1. Implement a function in `src/chunker.py`:
```python
def my_custom_chunks(text: str, chunk_size: int, overlap: int) -> List[Dict]:
    chunks = []
    # Your logic here
    chunks.append({"id": 0, "text": "chunk text"})
    return chunks
```

2. Register in `STRATEGIES`:
```python
STRATEGIES = {
    "custom": lambda text, chunk_size=200, overlap=0: my_custom_chunks(text, chunk_size, overlap),
    ...
}
```

3. Use via CLI:
```bash
rag-chunk analyze docs/ --strategy custom --chunk-size 180
```

## Project Structure

```
rag-chunk/
├── src/
│   ├── __init__.py
│   ├── parser.py       # Markdown parsing and cleaning
│   ├── chunker.py      # Chunking strategies
│   ├── scorer.py       # Retrieval and recall evaluation
│   └── cli.py          # Command-line interface
├── tests/
│   └── test_basic.py   # Unit tests
├── examples/
│   ├── rag_introduction.md
│   ├── chunking_strategies.md
│   ├── evaluation_metrics.md
│   └── questions.json
├── .chunks/            # Generated chunks (gitignored)
├── pyproject.toml
├── README.md
└── .gitignore
```

## License

MIT

## Note on Tokenization

By default, `--chunk-size` and `--overlap` count **words** (whitespace-based tokenization). This keeps the tool simple and dependency-free.

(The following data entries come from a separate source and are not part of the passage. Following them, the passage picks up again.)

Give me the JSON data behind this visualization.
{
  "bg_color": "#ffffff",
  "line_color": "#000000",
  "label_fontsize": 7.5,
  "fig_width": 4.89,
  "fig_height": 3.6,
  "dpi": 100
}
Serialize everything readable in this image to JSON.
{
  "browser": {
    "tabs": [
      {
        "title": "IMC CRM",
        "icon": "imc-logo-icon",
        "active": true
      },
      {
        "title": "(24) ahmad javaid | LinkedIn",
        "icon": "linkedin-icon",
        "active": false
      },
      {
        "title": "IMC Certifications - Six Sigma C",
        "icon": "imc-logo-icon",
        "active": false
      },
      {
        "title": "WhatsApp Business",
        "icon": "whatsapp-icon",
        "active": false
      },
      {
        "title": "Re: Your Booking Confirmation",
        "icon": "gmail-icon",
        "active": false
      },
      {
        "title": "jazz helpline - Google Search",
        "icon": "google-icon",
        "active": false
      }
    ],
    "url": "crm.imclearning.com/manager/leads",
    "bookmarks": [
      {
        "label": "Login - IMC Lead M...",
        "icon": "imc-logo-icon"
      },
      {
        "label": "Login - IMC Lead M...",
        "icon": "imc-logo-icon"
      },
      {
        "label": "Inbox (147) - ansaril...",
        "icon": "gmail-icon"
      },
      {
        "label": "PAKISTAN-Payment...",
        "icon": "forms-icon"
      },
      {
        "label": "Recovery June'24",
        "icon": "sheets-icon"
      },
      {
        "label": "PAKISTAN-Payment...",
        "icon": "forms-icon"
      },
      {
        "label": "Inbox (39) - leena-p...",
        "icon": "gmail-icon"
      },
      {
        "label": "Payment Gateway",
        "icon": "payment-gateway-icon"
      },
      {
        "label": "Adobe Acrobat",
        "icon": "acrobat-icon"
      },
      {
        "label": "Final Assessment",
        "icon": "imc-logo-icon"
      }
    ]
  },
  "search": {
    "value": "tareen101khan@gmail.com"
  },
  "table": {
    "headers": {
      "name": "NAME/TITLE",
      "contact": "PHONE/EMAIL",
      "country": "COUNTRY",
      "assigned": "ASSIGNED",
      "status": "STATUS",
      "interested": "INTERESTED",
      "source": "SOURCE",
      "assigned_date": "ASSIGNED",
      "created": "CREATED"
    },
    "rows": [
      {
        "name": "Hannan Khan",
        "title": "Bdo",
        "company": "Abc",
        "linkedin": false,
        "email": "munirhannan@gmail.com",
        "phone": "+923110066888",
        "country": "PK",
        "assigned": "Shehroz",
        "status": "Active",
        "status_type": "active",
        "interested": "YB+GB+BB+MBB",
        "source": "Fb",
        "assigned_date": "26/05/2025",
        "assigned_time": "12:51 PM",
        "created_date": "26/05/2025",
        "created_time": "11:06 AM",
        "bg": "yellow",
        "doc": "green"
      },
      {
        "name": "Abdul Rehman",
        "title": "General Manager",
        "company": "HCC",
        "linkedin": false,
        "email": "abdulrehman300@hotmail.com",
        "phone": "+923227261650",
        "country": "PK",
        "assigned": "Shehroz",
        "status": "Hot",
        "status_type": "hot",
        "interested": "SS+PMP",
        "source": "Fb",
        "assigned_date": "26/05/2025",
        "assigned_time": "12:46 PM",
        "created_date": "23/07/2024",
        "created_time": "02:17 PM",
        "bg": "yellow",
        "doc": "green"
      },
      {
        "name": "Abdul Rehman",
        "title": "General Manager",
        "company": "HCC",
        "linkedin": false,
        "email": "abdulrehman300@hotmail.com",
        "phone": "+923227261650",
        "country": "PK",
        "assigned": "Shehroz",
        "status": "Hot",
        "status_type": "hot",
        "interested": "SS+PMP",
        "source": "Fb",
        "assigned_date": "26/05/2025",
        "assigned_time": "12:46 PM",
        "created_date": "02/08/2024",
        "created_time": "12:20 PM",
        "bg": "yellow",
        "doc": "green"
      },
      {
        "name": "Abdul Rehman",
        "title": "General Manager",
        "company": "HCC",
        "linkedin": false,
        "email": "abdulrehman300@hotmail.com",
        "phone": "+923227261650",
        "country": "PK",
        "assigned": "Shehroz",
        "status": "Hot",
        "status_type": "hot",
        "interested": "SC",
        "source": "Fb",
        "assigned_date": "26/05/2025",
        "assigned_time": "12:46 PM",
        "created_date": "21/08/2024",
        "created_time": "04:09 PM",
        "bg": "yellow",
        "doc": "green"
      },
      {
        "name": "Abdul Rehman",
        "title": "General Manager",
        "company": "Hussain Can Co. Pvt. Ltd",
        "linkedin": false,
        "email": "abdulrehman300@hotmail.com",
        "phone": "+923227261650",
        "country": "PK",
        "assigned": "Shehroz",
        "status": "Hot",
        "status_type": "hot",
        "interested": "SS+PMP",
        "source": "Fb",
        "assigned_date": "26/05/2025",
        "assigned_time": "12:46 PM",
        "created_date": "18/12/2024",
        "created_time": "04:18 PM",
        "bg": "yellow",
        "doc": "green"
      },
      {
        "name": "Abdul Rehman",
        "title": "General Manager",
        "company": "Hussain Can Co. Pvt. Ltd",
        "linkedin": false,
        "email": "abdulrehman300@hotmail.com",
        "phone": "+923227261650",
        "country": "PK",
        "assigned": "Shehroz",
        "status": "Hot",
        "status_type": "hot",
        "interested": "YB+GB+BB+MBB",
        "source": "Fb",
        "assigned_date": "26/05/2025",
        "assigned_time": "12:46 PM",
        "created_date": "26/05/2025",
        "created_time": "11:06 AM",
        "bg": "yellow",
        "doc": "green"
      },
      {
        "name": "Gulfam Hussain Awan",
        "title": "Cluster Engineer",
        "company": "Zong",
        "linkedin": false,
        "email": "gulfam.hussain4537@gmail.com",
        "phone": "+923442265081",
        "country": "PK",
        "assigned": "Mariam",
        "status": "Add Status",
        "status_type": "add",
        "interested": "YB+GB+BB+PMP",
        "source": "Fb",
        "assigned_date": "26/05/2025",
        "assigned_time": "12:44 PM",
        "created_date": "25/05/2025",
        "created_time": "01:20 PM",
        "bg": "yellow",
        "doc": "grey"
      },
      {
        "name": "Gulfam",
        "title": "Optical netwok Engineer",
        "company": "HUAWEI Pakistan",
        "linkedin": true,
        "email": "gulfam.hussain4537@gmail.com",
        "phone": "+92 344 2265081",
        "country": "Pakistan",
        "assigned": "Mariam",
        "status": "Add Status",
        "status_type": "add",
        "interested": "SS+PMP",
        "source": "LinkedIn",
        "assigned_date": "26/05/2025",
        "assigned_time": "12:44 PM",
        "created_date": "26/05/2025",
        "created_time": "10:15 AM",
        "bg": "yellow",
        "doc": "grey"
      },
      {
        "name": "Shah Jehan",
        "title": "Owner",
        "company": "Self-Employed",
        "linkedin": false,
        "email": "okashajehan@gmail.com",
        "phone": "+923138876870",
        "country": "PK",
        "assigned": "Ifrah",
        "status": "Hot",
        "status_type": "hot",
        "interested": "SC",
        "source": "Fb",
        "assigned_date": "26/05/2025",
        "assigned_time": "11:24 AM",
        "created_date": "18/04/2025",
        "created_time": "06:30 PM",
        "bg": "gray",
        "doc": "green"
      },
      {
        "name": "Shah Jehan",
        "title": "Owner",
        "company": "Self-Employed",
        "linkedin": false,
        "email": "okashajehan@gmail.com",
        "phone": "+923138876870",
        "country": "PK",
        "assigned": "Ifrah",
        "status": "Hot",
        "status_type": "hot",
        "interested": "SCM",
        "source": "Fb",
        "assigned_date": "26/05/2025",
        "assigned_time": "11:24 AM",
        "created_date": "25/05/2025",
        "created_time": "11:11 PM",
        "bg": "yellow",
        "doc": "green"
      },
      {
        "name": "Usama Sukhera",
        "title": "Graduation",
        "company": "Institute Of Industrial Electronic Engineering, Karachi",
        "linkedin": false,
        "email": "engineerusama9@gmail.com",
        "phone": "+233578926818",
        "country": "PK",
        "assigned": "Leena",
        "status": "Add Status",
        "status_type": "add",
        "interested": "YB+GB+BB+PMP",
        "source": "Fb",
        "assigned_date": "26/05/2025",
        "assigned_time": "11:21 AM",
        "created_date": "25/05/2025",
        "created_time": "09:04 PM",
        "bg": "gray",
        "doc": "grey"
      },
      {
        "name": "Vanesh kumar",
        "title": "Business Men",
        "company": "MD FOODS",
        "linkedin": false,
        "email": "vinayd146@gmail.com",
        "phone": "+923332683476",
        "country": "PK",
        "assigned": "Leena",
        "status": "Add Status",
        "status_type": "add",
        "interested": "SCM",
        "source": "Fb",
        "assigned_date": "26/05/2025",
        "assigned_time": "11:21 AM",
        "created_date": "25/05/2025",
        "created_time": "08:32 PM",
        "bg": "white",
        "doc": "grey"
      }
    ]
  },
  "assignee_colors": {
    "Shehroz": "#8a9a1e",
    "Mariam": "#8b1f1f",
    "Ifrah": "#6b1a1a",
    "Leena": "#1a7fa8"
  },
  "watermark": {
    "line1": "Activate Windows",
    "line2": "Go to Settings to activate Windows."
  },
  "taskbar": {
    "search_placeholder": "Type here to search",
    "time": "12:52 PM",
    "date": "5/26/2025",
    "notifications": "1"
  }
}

For precise token-level chunking that matches LLM token counts (e.g., OpenAI GPT models using subword tokenization), use the `--use-tiktoken` flag after installing the optional dependency:

```bash
pip install rag-chunk[tiktoken]
rag-chunk analyze docs/ --strategy fixed-size --chunk-size 512 --use-tiktoken
```

See the [Using Tiktoken](#using-tiktoken-for-precise-token-based-chunking) section for more details.